Sa formule chimiquement pure : le profit et rien d’autre.

Alors quand en quelques jours, dans ces bacs à sable géants de l’économie de marché que sont les places boursières, des milliards disparaissent en fumée, c’est la panique. Et la crise.

A entendre les médias et nos gouvernants c’est une sorte de punition divine, un vague truc « systémique » auquel il faut faire face dignement.
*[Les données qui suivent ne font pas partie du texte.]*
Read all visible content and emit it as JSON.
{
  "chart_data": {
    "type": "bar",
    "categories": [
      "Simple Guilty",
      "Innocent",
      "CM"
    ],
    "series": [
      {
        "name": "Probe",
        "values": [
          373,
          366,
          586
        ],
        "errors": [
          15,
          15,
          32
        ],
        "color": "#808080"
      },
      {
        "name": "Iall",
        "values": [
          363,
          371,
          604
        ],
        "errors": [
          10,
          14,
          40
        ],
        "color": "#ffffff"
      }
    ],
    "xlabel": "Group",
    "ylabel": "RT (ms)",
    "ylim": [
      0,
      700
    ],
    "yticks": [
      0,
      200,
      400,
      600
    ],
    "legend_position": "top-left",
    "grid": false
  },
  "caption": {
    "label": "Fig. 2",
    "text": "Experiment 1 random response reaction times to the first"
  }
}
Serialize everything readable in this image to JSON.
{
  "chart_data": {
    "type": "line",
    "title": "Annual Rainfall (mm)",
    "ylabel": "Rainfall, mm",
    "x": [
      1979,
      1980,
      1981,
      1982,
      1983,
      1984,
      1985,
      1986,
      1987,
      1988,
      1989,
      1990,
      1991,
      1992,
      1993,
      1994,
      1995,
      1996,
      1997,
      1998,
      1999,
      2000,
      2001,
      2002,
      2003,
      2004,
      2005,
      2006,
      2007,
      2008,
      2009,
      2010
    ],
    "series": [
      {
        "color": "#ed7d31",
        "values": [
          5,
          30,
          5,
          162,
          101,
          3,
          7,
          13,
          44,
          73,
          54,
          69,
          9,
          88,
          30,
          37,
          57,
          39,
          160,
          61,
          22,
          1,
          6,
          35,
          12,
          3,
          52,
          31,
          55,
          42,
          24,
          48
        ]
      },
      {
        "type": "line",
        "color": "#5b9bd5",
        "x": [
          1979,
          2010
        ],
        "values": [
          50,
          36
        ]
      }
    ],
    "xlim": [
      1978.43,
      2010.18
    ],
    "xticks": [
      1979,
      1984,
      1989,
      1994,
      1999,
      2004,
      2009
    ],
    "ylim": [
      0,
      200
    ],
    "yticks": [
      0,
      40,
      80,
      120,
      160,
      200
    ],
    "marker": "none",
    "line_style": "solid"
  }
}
Parce que ce qu’il y a de bien avec les punitions divines c’est qu’on en appelle généralement à croire plus encore au Dieu fauteur de trouble, ici, le Capital.

Il faut faire pénitence.

La pénitence des Etats-Unis prend la forme de gros chèques pour, soit nationaliser les banques pourries, soit honorer rubis sur l’ongle les créances d’autres banques tout aussi pourries.

Des sortes d’indulgences étatiques pour s’excuser d’exister encore malgré leurs doctrines ultralibérales.

Sauvons les banques, sauvons le profit, sauvons la finance !

Comment ? En ponctionnant sur les vraies richesses créées par les travailleuses et les travailleurs.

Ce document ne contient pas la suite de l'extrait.